A l’image du « tournant de la rigueur » amorcé par François Mitterrand en 1983, le second président socialiste de la Ve République, sans utiliser les mêmes termes, achève sa mue qu’il avait amorcée en parlant de « socialisme de l’offre » en décembre dernier : « Je suis pour la compétitivité, je ne suis pas pour la dépense », a-t-il dit jeudi.

Le parallèle avec la France du début des années 1980 vaut aussi partiellement pour la construction européenne.

En 1983, deux ans après son arrivée au pouvoir, François Mitterrand avait le choix entre la sortie du serpent monétaire européen d’un franc à l’agonie après trois dévaluations massives dues notamment à sa politique de relance, une option prônée par une partie du PS, et un renforcement de l’alliance avec Berlin pour relancer l’Europe, qu’il a finalement privilégiée.

Toutes proportions gardées, c’est ce qu’a aussi choisi François Hollande en jetant aux orties la « tension amicale » qu’il prônait jusqu’ici avec Angela Merkel.

Ce discours avait été perçu par une partie du PS comme un feu vert pour s’en prendre à l' »intransigeance égoïste » de la chancelière allemande qui plongerait l’Europe dans la récession et avec laquelle il faudrait, selon le président de l’Assemblée nationale, Claude Bartolone, entrer en « confrontation ».

« UNE AFFAIRE D’URGENCE »

Comme la plupart des présidents français qui, de Jacques Chirac à Nicolas Sarkozy, cherchent lors de leur arrivée au pouvoir à bâtir des alliances de contournement de l’Allemagne avant de se rendre compte que le couple franco-allemand reste incontournable, François Hollande a suivi la même trajectoire.

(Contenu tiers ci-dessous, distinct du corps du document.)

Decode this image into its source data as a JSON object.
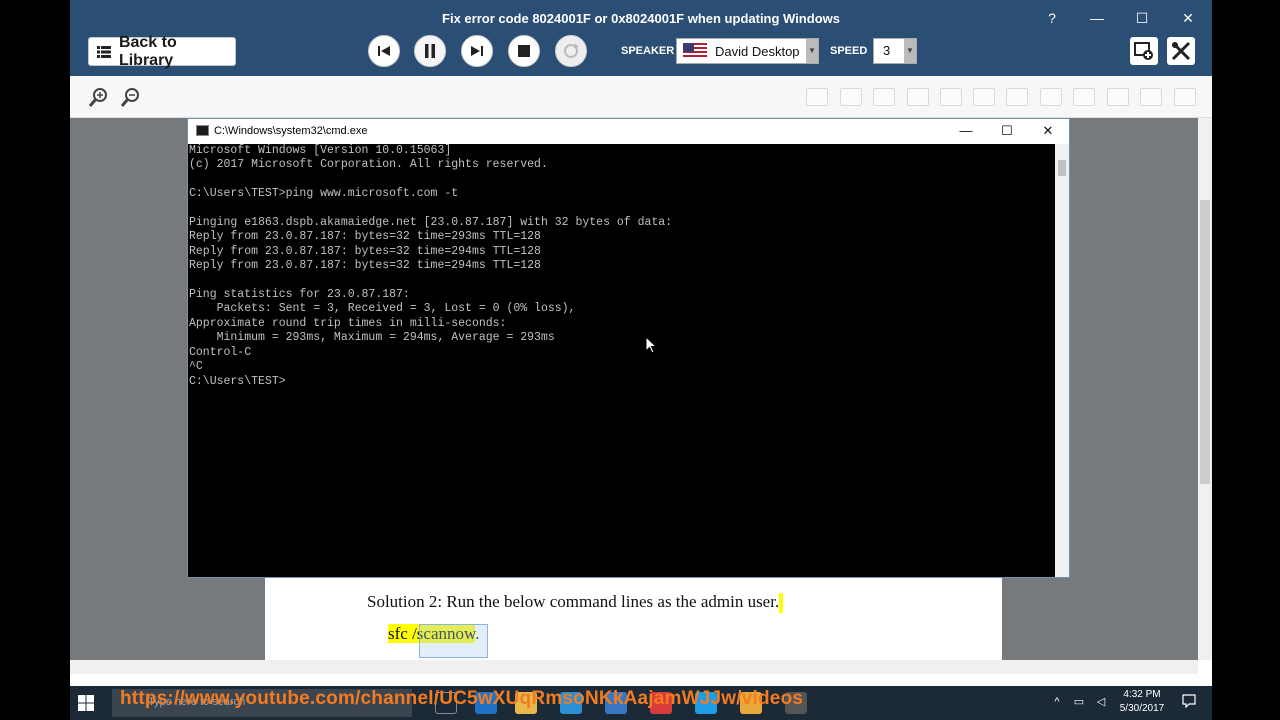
{
  "app": {
    "title": "Fix error code 8024001F or 0x8024001F when updating Windows",
    "back_label": "Back to Library",
    "speaker_label": "SPEAKER",
    "speaker_value": "David Desktop",
    "speed_label": "SPEED",
    "speed_value": "3",
    "help_glyph": "?",
    "minimize_glyph": "—",
    "maximize_glyph": "☐",
    "close_glyph": "✕"
  },
  "cmd": {
    "title": "C:\\Windows\\system32\\cmd.exe",
    "lines": [
      "Microsoft Windows [Version 10.0.15063]",
      "(c) 2017 Microsoft Corporation. All rights reserved.",
      "",
      "C:\\Users\\TEST>ping www.microsoft.com -t",
      "",
      "Pinging e1863.dspb.akamaiedge.net [23.0.87.187] with 32 bytes of data:",
      "Reply from 23.0.87.187: bytes=32 time=293ms TTL=128",
      "Reply from 23.0.87.187: bytes=32 time=294ms TTL=128",
      "Reply from 23.0.87.187: bytes=32 time=294ms TTL=128",
      "",
      "Ping statistics for 23.0.87.187:",
      "    Packets: Sent = 3, Received = 3, Lost = 0 (0% loss),",
      "Approximate round trip times in milli-seconds:",
      "    Minimum = 293ms, Maximum = 294ms, Average = 293ms",
      "Control-C",
      "^C",
      "C:\\Users\\TEST>"
    ]
  },
  "document": {
    "solution_text": "Solution 2: Run the below command lines as the admin user",
    "solution_punct": ".",
    "command_text": "sfc /scannow",
    "command_punct": "."
  },
  "taskbar": {
    "search_placeholder": "Type here to search",
    "url_overlay": "https://www.youtube.com/channel/UC5wXUqRmsoNKkAajamWJJw/videos",
    "time": "4:32 PM",
    "date": "5/30/2017"
  },
  "colors": {
    "titlebar": "#2b4e75",
    "highlight": "#ffff00",
    "overlay_text": "#f47b20"
  }
}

Le moteur franco-allemand est « indispensable – je dis bien indispensable » à l’Europe, a-t-il dit jeudi.

Pour joindre les actes à la parole, il a répondu – avec retard – aux appels d’Angela Merkel à créer une union politique.

« La France est disposée à donner un contenu à cette union politique », a-t-il dit en se donnant deux ans pour y parvenir. « Ce n’est plus une affaire de sensibilités politiques, c’est une affaire d’urgence ».

Même s’il n’en a pas précisé les contours, l’évolution est, là aussi, notable pour un président traumatisé par le « non » français à la Constitution européenne de 2005 qui avait déchiré – et continue de déchirer – le Parti socialiste.

« Je crois me souvenir qu’en 2005 nous avons essayé cette formule et qu’elle n’a pas donné les résultats escomptés ! », déclarait-il en octobre dernier dans Le Monde.